WeWork Mulls IPO Valuation, Revamps Corporate Governance

Does WeWork’s moves to woo investors just weeks before its initial public offering come a little too late?

NEW YORK CITY—In the past month, co-working giant WeWork made several efforts to address longstanding concerns about inflated valuations, lack of profitability, and its CEO’s authoritarian governance structure.

Have the moves to woo investors just weeks before its initial public offering on the Nasdaq Stock Exchange come a little too late? Some skeptics say so.

In the latest news development, sources close to the matter said it is considering a valuation between $10 and $12 billion for its initial public offering, a wide gap from the $47 billion valuation it boasted nine months ago on the private markets. Skeptics find the dip reveals a façade many start-ups present to investors about potential cash flows.

“It’s all fun and games until the grown-ups come home,” Clelia Warburg Peters, president of Warburg Realty and proptech expert and investor, tells GlobeSt.com. “We forget these valuations aren’t just numbers on a paper. They make a difference in shareholder value.”

Out of sync private and public market valuations have brought the weight of these estimates to the foreground, along with skepticism of WeWork CEO Adam Neumann. Without a doubt, Neumann successfully innovated the notion of co-working post the 2008 financial crisis, however, he has demonstrated hubris in his reluctance to cede an abnormal amount of company voting power, and to a fault with prospective investors.

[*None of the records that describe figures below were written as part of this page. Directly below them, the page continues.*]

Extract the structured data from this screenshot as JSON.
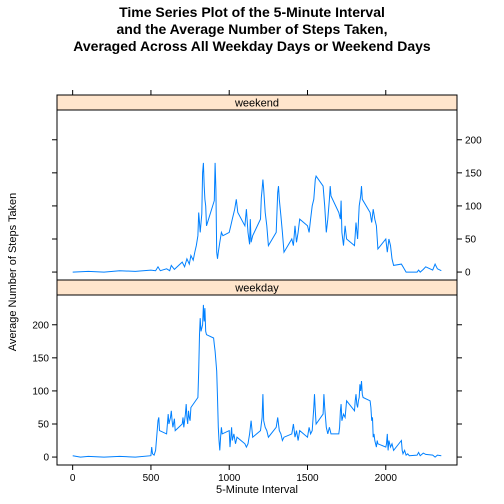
{
  "chart_data": {
    "type": "line",
    "title_lines": [
      "Time Series Plot of the 5-Minute Interval",
      "and the Average Number of Steps Taken,",
      "Averaged Across All Weekday Days or Weekend Days"
    ],
    "xlabel": "5-Minute Interval",
    "ylabel": "Average Number of Steps Taken",
    "xlim": [
      -100,
      2455
    ],
    "ylim": [
      -12,
      245
    ],
    "x_ticks": [
      0,
      500,
      1000,
      1500,
      2000
    ],
    "y_ticks": [
      0,
      50,
      100,
      150,
      200
    ],
    "grid": false,
    "line_color": "#0080ff",
    "strip_color": "#ffe5cc",
    "panels": [
      {
        "label": "weekend",
        "points": [
          [
            0,
            0
          ],
          [
            100,
            1
          ],
          [
            200,
            0
          ],
          [
            300,
            2
          ],
          [
            400,
            1
          ],
          [
            500,
            3
          ],
          [
            530,
            2
          ],
          [
            545,
            8
          ],
          [
            560,
            2
          ],
          [
            600,
            5
          ],
          [
            620,
            2
          ],
          [
            630,
            10
          ],
          [
            650,
            4
          ],
          [
            700,
            15
          ],
          [
            715,
            8
          ],
          [
            730,
            20
          ],
          [
            745,
            12
          ],
          [
            755,
            25
          ],
          [
            770,
            18
          ],
          [
            780,
            30
          ],
          [
            790,
            40
          ],
          [
            800,
            55
          ],
          [
            805,
            90
          ],
          [
            810,
            75
          ],
          [
            815,
            60
          ],
          [
            825,
            88
          ],
          [
            830,
            150
          ],
          [
            835,
            165
          ],
          [
            840,
            130
          ],
          [
            845,
            110
          ],
          [
            850,
            100
          ],
          [
            855,
            70
          ],
          [
            905,
            108
          ],
          [
            910,
            165
          ],
          [
            915,
            125
          ],
          [
            920,
            30
          ],
          [
            925,
            20
          ],
          [
            930,
            30
          ],
          [
            940,
            45
          ],
          [
            950,
            60
          ],
          [
            960,
            55
          ],
          [
            1000,
            60
          ],
          [
            1010,
            70
          ],
          [
            1020,
            80
          ],
          [
            1035,
            95
          ],
          [
            1045,
            110
          ],
          [
            1055,
            90
          ],
          [
            1100,
            70
          ],
          [
            1110,
            95
          ],
          [
            1120,
            60
          ],
          [
            1130,
            42
          ],
          [
            1135,
            80
          ],
          [
            1140,
            45
          ],
          [
            1150,
            55
          ],
          [
            1200,
            80
          ],
          [
            1205,
            112
          ],
          [
            1210,
            125
          ],
          [
            1215,
            140
          ],
          [
            1220,
            125
          ],
          [
            1230,
            90
          ],
          [
            1240,
            70
          ],
          [
            1250,
            40
          ],
          [
            1300,
            60
          ],
          [
            1310,
            120
          ],
          [
            1315,
            130
          ],
          [
            1320,
            110
          ],
          [
            1330,
            85
          ],
          [
            1340,
            60
          ],
          [
            1350,
            30
          ],
          [
            1400,
            50
          ],
          [
            1410,
            40
          ],
          [
            1420,
            70
          ],
          [
            1430,
            45
          ],
          [
            1440,
            60
          ],
          [
            1450,
            80
          ],
          [
            1500,
            70
          ],
          [
            1510,
            60
          ],
          [
            1520,
            80
          ],
          [
            1530,
            100
          ],
          [
            1540,
            110
          ],
          [
            1550,
            140
          ],
          [
            1555,
            145
          ],
          [
            1600,
            130
          ],
          [
            1610,
            100
          ],
          [
            1620,
            60
          ],
          [
            1630,
            80
          ],
          [
            1640,
            110
          ],
          [
            1645,
            130
          ],
          [
            1650,
            115
          ],
          [
            1700,
            90
          ],
          [
            1710,
            80
          ],
          [
            1715,
            108
          ],
          [
            1720,
            60
          ],
          [
            1730,
            40
          ],
          [
            1740,
            70
          ],
          [
            1750,
            50
          ],
          [
            1800,
            40
          ],
          [
            1810,
            75
          ],
          [
            1820,
            50
          ],
          [
            1830,
            100
          ],
          [
            1840,
            115
          ],
          [
            1845,
            130
          ],
          [
            1850,
            110
          ],
          [
            1900,
            90
          ],
          [
            1910,
            75
          ],
          [
            1920,
            95
          ],
          [
            1930,
            80
          ],
          [
            1940,
            70
          ],
          [
            1950,
            35
          ],
          [
            2000,
            50
          ],
          [
            2010,
            30
          ],
          [
            2020,
            50
          ],
          [
            2030,
            40
          ],
          [
            2040,
            20
          ],
          [
            2050,
            10
          ],
          [
            2100,
            12
          ],
          [
            2110,
            8
          ],
          [
            2130,
            0
          ],
          [
            2200,
            0
          ],
          [
            2210,
            3
          ],
          [
            2220,
            0
          ],
          [
            2240,
            4
          ],
          [
            2255,
            8
          ],
          [
            2300,
            3
          ],
          [
            2315,
            12
          ],
          [
            2330,
            5
          ],
          [
            2355,
            2
          ]
        ]
      },
      {
        "label": "weekday",
        "points": [
          [
            0,
            2
          ],
          [
            50,
            0
          ],
          [
            100,
            1
          ],
          [
            200,
            0
          ],
          [
            300,
            1
          ],
          [
            400,
            0
          ],
          [
            500,
            2
          ],
          [
            505,
            15
          ],
          [
            510,
            5
          ],
          [
            520,
            3
          ],
          [
            530,
            10
          ],
          [
            545,
            55
          ],
          [
            550,
            60
          ],
          [
            555,
            40
          ],
          [
            600,
            35
          ],
          [
            605,
            50
          ],
          [
            610,
            65
          ],
          [
            615,
            50
          ],
          [
            625,
            60
          ],
          [
            630,
            70
          ],
          [
            635,
            55
          ],
          [
            640,
            45
          ],
          [
            650,
            58
          ],
          [
            655,
            40
          ],
          [
            700,
            50
          ],
          [
            705,
            60
          ],
          [
            710,
            45
          ],
          [
            715,
            55
          ],
          [
            720,
            65
          ],
          [
            725,
            80
          ],
          [
            730,
            60
          ],
          [
            735,
            50
          ],
          [
            740,
            70
          ],
          [
            745,
            60
          ],
          [
            750,
            55
          ],
          [
            755,
            75
          ],
          [
            800,
            90
          ],
          [
            805,
            130
          ],
          [
            810,
            185
          ],
          [
            815,
            210
          ],
          [
            820,
            190
          ],
          [
            825,
            195
          ],
          [
            830,
            200
          ],
          [
            835,
            230
          ],
          [
            840,
            205
          ],
          [
            845,
            225
          ],
          [
            850,
            190
          ],
          [
            855,
            185
          ],
          [
            900,
            180
          ],
          [
            905,
            170
          ],
          [
            910,
            160
          ],
          [
            915,
            145
          ],
          [
            920,
            130
          ],
          [
            925,
            90
          ],
          [
            930,
            45
          ],
          [
            935,
            25
          ],
          [
            940,
            10
          ],
          [
            945,
            30
          ],
          [
            950,
            45
          ],
          [
            955,
            35
          ],
          [
            1000,
            40
          ],
          [
            1005,
            15
          ],
          [
            1010,
            30
          ],
          [
            1015,
            45
          ],
          [
            1020,
            25
          ],
          [
            1030,
            35
          ],
          [
            1040,
            20
          ],
          [
            1050,
            30
          ],
          [
            1100,
            20
          ],
          [
            1110,
            15
          ],
          [
            1120,
            20
          ],
          [
            1130,
            35
          ],
          [
            1140,
            55
          ],
          [
            1150,
            30
          ],
          [
            1200,
            40
          ],
          [
            1210,
            60
          ],
          [
            1215,
            95
          ],
          [
            1220,
            55
          ],
          [
            1230,
            45
          ],
          [
            1240,
            40
          ],
          [
            1250,
            30
          ],
          [
            1300,
            45
          ],
          [
            1310,
            60
          ],
          [
            1320,
            40
          ],
          [
            1330,
            35
          ],
          [
            1340,
            25
          ],
          [
            1350,
            30
          ],
          [
            1400,
            35
          ],
          [
            1410,
            50
          ],
          [
            1420,
            30
          ],
          [
            1430,
            40
          ],
          [
            1440,
            25
          ],
          [
            1450,
            40
          ],
          [
            1500,
            30
          ],
          [
            1510,
            45
          ],
          [
            1520,
            35
          ],
          [
            1530,
            40
          ],
          [
            1540,
            75
          ],
          [
            1545,
            95
          ],
          [
            1550,
            70
          ],
          [
            1555,
            50
          ],
          [
            1600,
            65
          ],
          [
            1605,
            95
          ],
          [
            1610,
            75
          ],
          [
            1615,
            60
          ],
          [
            1620,
            45
          ],
          [
            1630,
            35
          ],
          [
            1640,
            45
          ],
          [
            1650,
            35
          ],
          [
            1700,
            35
          ],
          [
            1705,
            45
          ],
          [
            1710,
            70
          ],
          [
            1715,
            80
          ],
          [
            1720,
            55
          ],
          [
            1730,
            65
          ],
          [
            1740,
            60
          ],
          [
            1750,
            85
          ],
          [
            1800,
            70
          ],
          [
            1805,
            85
          ],
          [
            1810,
            95
          ],
          [
            1815,
            80
          ],
          [
            1820,
            75
          ],
          [
            1825,
            85
          ],
          [
            1830,
            90
          ],
          [
            1835,
            110
          ],
          [
            1840,
            100
          ],
          [
            1845,
            115
          ],
          [
            1850,
            95
          ],
          [
            1855,
            90
          ],
          [
            1900,
            85
          ],
          [
            1905,
            75
          ],
          [
            1910,
            55
          ],
          [
            1915,
            60
          ],
          [
            1920,
            30
          ],
          [
            1925,
            35
          ],
          [
            1930,
            25
          ],
          [
            1940,
            15
          ],
          [
            1945,
            25
          ],
          [
            1950,
            20
          ],
          [
            2000,
            15
          ],
          [
            2005,
            20
          ],
          [
            2010,
            35
          ],
          [
            2015,
            10
          ],
          [
            2020,
            25
          ],
          [
            2030,
            15
          ],
          [
            2040,
            20
          ],
          [
            2050,
            10
          ],
          [
            2100,
            25
          ],
          [
            2105,
            10
          ],
          [
            2110,
            5
          ],
          [
            2120,
            10
          ],
          [
            2130,
            3
          ],
          [
            2140,
            5
          ],
          [
            2150,
            2
          ],
          [
            2200,
            3
          ],
          [
            2210,
            7
          ],
          [
            2220,
            2
          ],
          [
            2240,
            6
          ],
          [
            2255,
            4
          ],
          [
            2300,
            3
          ],
          [
            2315,
            0
          ],
          [
            2330,
            3
          ],
          [
            2355,
            2
          ]
        ]
      }
    ]
  }
}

Dispelling the key man risk inherent with Neumann’s majority control of the New York City-based company is and remains a focal point because generating cash from this month’s IPO is crucial to sustaining its operations.

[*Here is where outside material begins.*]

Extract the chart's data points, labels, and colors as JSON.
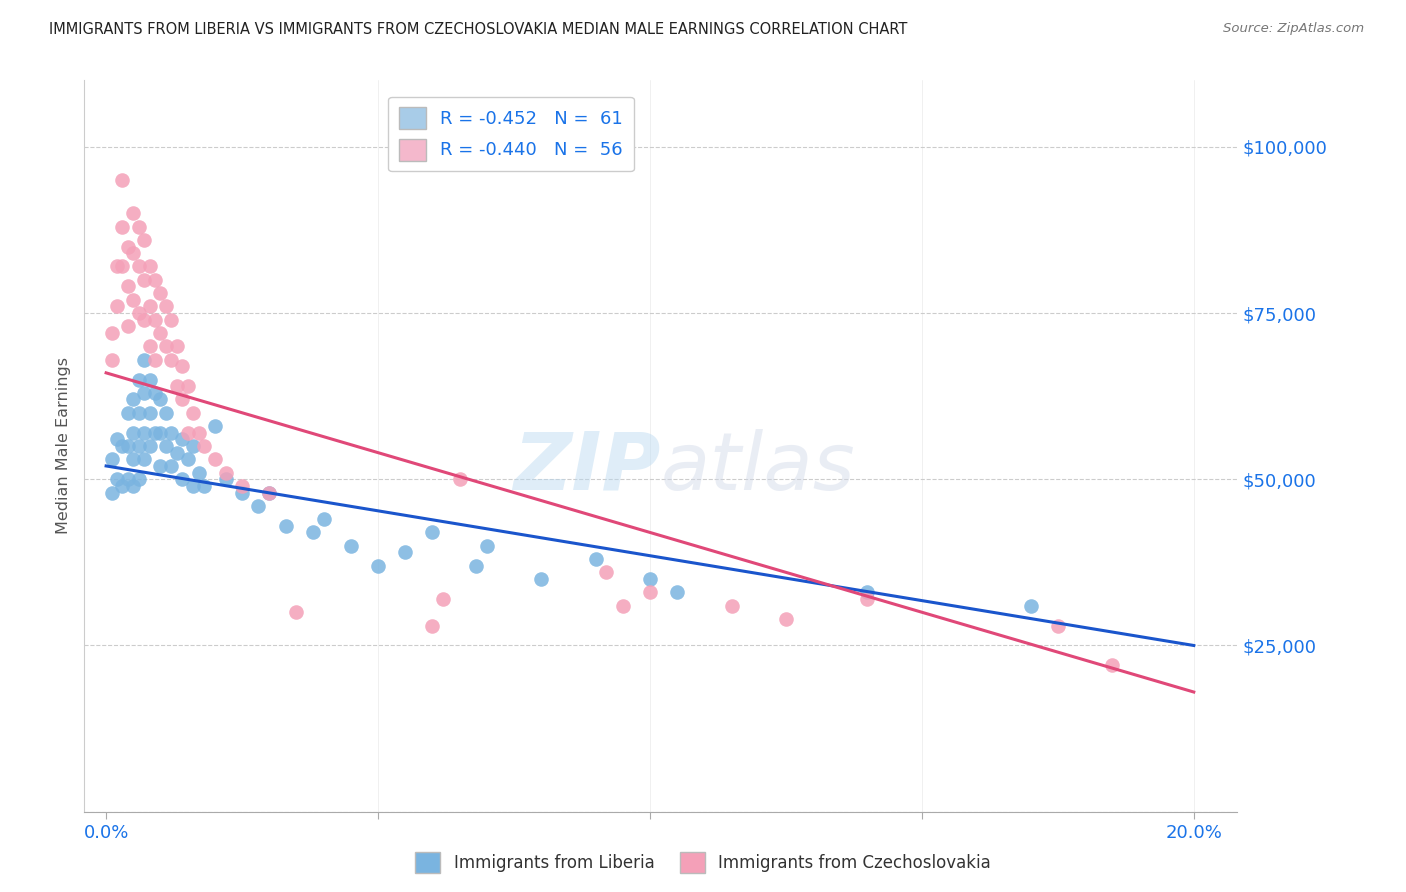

The company relies on a mix of long-term liabilities and short-term revenue. The cash-burning company has reported net losses for the past five years, recent losses include $1.6 billion in 2018 and $689.7 million in the first half of 2019, according to an S-1 filing.

“There is no mote around WeWork, and it hasn’t tipped into profitability,” Ted Bauman, a senior research analyst and economist at Banyan Hill Publishing, tells GlobeSt.com. “What is the underlining to make the company sustainable and impervious to competition?”

The We Co., backed by Japan’s SoftBank Group Corp., said in a regulatory filing that it will decrease Neumann’s voting shares from 20 votes a share to 10 votes a share, still maintaining majority control but not as dominant.

Also, Neumann will share any profits from real estate deals involving the We Co. and will limit his ability to sell shares no more than 10% of his stock two to three years after the IPO.

Also scrapped from the governance structure; Neumann’s wife Rebekah Neumann, chief brand and impact officer, will not select the company’s successor or serve on the company’s board. No member of Neumann’s family will retain those rights. Early September, the company added a Harvard Business School professor Frances Frei to its all-male board and announced the return of a $5.9 million payment for the trademarked “We.”

Despite the negative market chatter, there is a silver lining with the company’s recent moves.

Fitch Ratings recently released a report spelling out progress for WeWork amid its shift in direction, bringing its credit rating to a B from a BB- and with a stable outlook from its once perceived instability.

“WeWork is now committed to having a board with majority independent directors. This will provide an important check on capital allocation, financing, and growth strategy decision,” said Kevin McNeil, director at Fitch, in a statement.